Monroe Elementary operates 1 public schools serving 169 students, placing it among the smaller districts in California. The school portfolio breaks down into 1 elementary schools, giving families a clear picture of grade-band coverage before they move, rent, or enrol. Aggregated across those campuses, enrollment totals 169 pupils using the NCES Common Core of Data (CCD) 2024-25 release, and the district is geographically located in Fresno County County.
Per-pupil expenditure runs $19,346 according to the NCES F-33 School District Finance Survey, which aggregates every revenue and spending line reported under federal accounting standards. The funding mix is 9.5% local, 64.1% state, and 26.4% federal — a breakdown that matters because districts leaning heavily on local revenue are more exposed to property-tax swings, while higher federal shares typically track Title I concentration. Average teacher compensation clocks in at $95,962 per NCES F-33, a signal of the district's ability to recruit and retain staff against neighbouring districts.

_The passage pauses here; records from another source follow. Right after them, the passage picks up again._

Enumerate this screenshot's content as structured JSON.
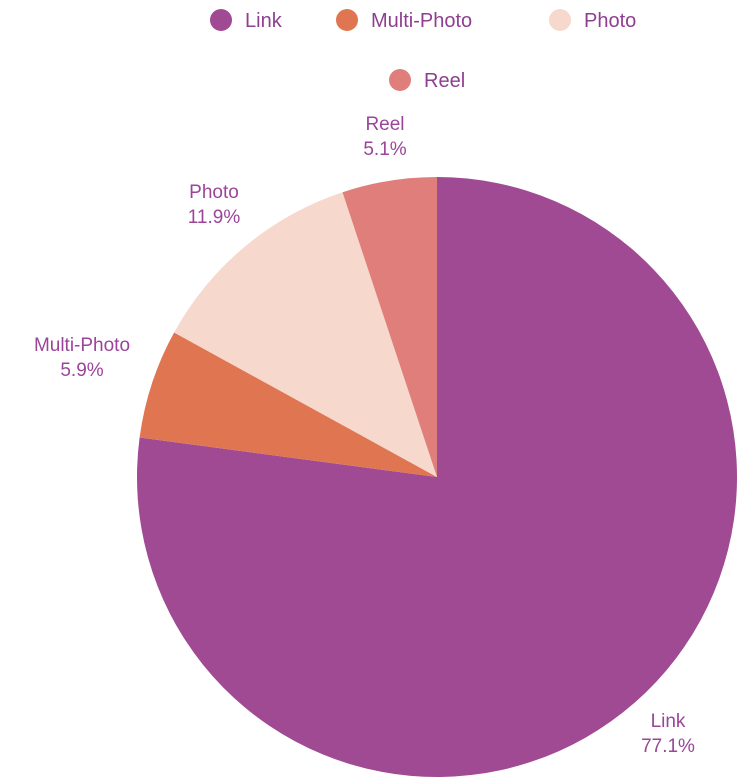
{
  "chart_data": {
    "type": "pie",
    "title": "",
    "legend_position": "top",
    "slices": [
      {
        "label": "Link",
        "value": 77.1,
        "value_label": "77.1%",
        "color": "#a04a94"
      },
      {
        "label": "Multi-Photo",
        "value": 5.9,
        "value_label": "5.9%",
        "color": "#e07552"
      },
      {
        "label": "Photo",
        "value": 11.9,
        "value_label": "11.9%",
        "color": "#f6d8cc"
      },
      {
        "label": "Reel",
        "value": 5.1,
        "value_label": "5.1%",
        "color": "#e07e7b"
      }
    ]
  }
}
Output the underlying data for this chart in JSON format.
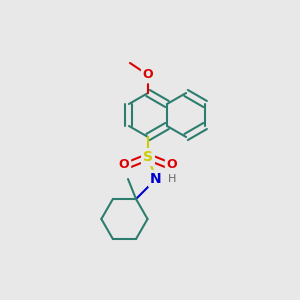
{
  "background_color": "#e8e8e8",
  "bond_color": "#2d7d6e",
  "bond_width": 1.5,
  "sulfur_color": "#cccc00",
  "oxygen_color": "#dd0000",
  "nitrogen_color": "#0000cc",
  "hydrogen_color": "#666666",
  "font_size_atom": 9,
  "figsize": [
    3.0,
    3.0
  ],
  "dpi": 100,
  "xlim": [
    0,
    300
  ],
  "ylim": [
    0,
    300
  ]
}
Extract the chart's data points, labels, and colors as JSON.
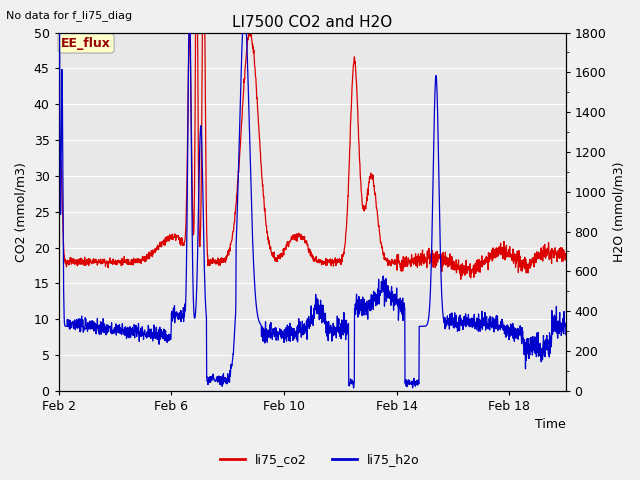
{
  "title": "LI7500 CO2 and H2O",
  "subtitle": "No data for f_li75_diag",
  "xlabel": "Time",
  "ylabel_left": "CO2 (mmol/m3)",
  "ylabel_right": "H2O (mmol/m3)",
  "ylim_left": [
    0,
    50
  ],
  "ylim_right": [
    0,
    1800
  ],
  "legend_labels": [
    "li75_co2",
    "li75_h2o"
  ],
  "co2_color": "#dd0000",
  "h2o_color": "#0000cc",
  "fig_bg_color": "#f0f0f0",
  "plot_bg_color": "#e8e8e8",
  "grid_color": "#ffffff",
  "EE_flux_label": "EE_flux",
  "EE_flux_bg": "#ffffcc",
  "EE_flux_border": "#aaaaaa",
  "EE_flux_text_color": "#990000",
  "xtick_positions": [
    0,
    4,
    8,
    12,
    16
  ],
  "xtick_labels": [
    "Feb 2",
    "Feb 6",
    "Feb 10",
    "Feb 14",
    "Feb 18"
  ],
  "yticks_left": [
    0,
    5,
    10,
    15,
    20,
    25,
    30,
    35,
    40,
    45,
    50
  ],
  "yticks_right": [
    0,
    200,
    400,
    600,
    800,
    1000,
    1200,
    1400,
    1600,
    1800
  ],
  "xlim": [
    0,
    18
  ],
  "n_points": 2000,
  "x_end": 18
}
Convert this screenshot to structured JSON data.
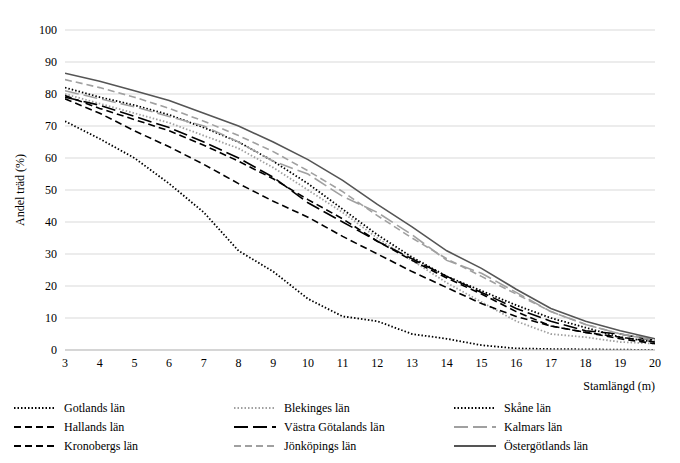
{
  "chart_data": {
    "type": "line",
    "x_label": "Stamlängd (m)",
    "y_label": "Andel träd (%)",
    "x": [
      3,
      4,
      5,
      6,
      7,
      8,
      9,
      10,
      11,
      12,
      13,
      14,
      15,
      16,
      17,
      18,
      19,
      20
    ],
    "xlim": [
      3,
      20
    ],
    "xticks": [
      3,
      4,
      5,
      6,
      7,
      8,
      9,
      10,
      11,
      12,
      13,
      14,
      15,
      16,
      17,
      18,
      19,
      20
    ],
    "ylim": [
      0,
      100
    ],
    "yticks": [
      0,
      10,
      20,
      30,
      40,
      50,
      60,
      70,
      80,
      90,
      100
    ],
    "grid": true,
    "legend": "bottom",
    "series": [
      {
        "name": "Gotlands län",
        "color": "#000000",
        "line_style": "dotted",
        "values": [
          71.5,
          66,
          60,
          52,
          43,
          31,
          24.5,
          16,
          10.5,
          9,
          5,
          3.5,
          1.5,
          0.5,
          0.3,
          0.2,
          0.1,
          0
        ]
      },
      {
        "name": "Blekinges län",
        "color": "#a0a0a0",
        "line_style": "dotted",
        "values": [
          80,
          77,
          74,
          71,
          67,
          63,
          57,
          50,
          43,
          35,
          28,
          21,
          15,
          9,
          5,
          4,
          2.5,
          2
        ]
      },
      {
        "name": "Skåne län",
        "color": "#000000",
        "line_style": "dotted",
        "values": [
          82,
          79,
          76.5,
          73.5,
          69.5,
          65,
          59,
          52,
          44,
          36,
          29,
          23,
          18.5,
          14,
          10,
          7,
          4,
          2.5
        ]
      },
      {
        "name": "Hallands län",
        "color": "#000000",
        "line_style": "dashed",
        "values": [
          79.5,
          75.5,
          72,
          68.5,
          64,
          59,
          53.5,
          47,
          41,
          34,
          28,
          22.5,
          17.5,
          12,
          7.5,
          5.5,
          4,
          2.5
        ]
      },
      {
        "name": "Västra Götalands län",
        "color": "#000000",
        "line_style": "long_dash",
        "values": [
          79,
          76.5,
          73,
          69.5,
          65,
          60,
          54,
          46,
          40,
          34,
          28.5,
          23,
          18,
          13,
          9,
          6,
          5,
          3
        ]
      },
      {
        "name": "Kalmars län",
        "color": "#a0a0a0",
        "line_style": "long_dash",
        "values": [
          81,
          78.5,
          76,
          73,
          70,
          65,
          59,
          55,
          48,
          43,
          36,
          28,
          24,
          18,
          12,
          8,
          5,
          3.5
        ]
      },
      {
        "name": "Kronobergs län",
        "color": "#000000",
        "line_style": "dashed",
        "values": [
          78.5,
          74,
          68.5,
          63.5,
          58,
          52,
          46.5,
          41.5,
          35.5,
          30,
          24.5,
          19.5,
          14.5,
          10.5,
          7.5,
          5.5,
          3.5,
          2
        ]
      },
      {
        "name": "Jönköpings län",
        "color": "#a0a0a0",
        "line_style": "dashed",
        "values": [
          84.5,
          82,
          79,
          75.5,
          71.5,
          67,
          62,
          56,
          49.5,
          42,
          35,
          28.5,
          23,
          17.5,
          12,
          8,
          5,
          3
        ]
      },
      {
        "name": "Östergötlands län",
        "color": "#555555",
        "line_style": "solid",
        "values": [
          86.5,
          84,
          81,
          78,
          74,
          70,
          65,
          59.5,
          53,
          45.5,
          38.5,
          31,
          25.5,
          19,
          13,
          9,
          6,
          3.5
        ]
      }
    ]
  }
}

and 16.0% chronic absenteeism from the 2021-22 Civil Rights Data Collection. Use the school table below to drill into any individual campus for its own demographic and resource profile.
Monroe Elementary accounts for 100.0% of all Monroe Elementary student enrollment
That concentration — well above the 8.4% national median for largest-entity share — means Monroe Elementary-wide averages can mask substantial variation outside the dominant entity. Grade band: elementary. A single dominant campus often anchors a district's program offerings and staffing patterns; the share helps explain why district-wide averages may not reflect the typical neighbourhood-school experience. When one entity dominates a region's footprint, its programmatic and budget decisions effectively set policy for a majority of the affected population.
Monroe Elementary has higher-than-average Title I eligibility — 91.1% of the population qualifies for free or reduced-price lunch
free or reduced-price lunch eligibility is the federal threshold for Title I funding allocations, established under the Every Student Succeeds Act (ESSA, 2015). Areas above 75% eligibility — including this one — receive concentration grants on top of the basic Title I formula. Regions with eligibility this high typically draw a substantially larger federal funding share relative to their local tax base, which can either offset or reinforce existing gaps depending on allocation policy.
Monroe Elementary chronic absenteeism rate is 16.0% — near the typical range (US average ~28) — aligned with the national post-pandemic baseline of roughly 28% chronic absenteeism
chronic absenteeism rate is the simplest comparative metric but it does not capture the full picture: a student is chronically absent if they miss ≥10% of enrolled days for any reason — illness, family obligations, or disengagement Variation between sub-units within Monroe Elementary is typically wider than the Monroe Elementary-aggregate figure suggests.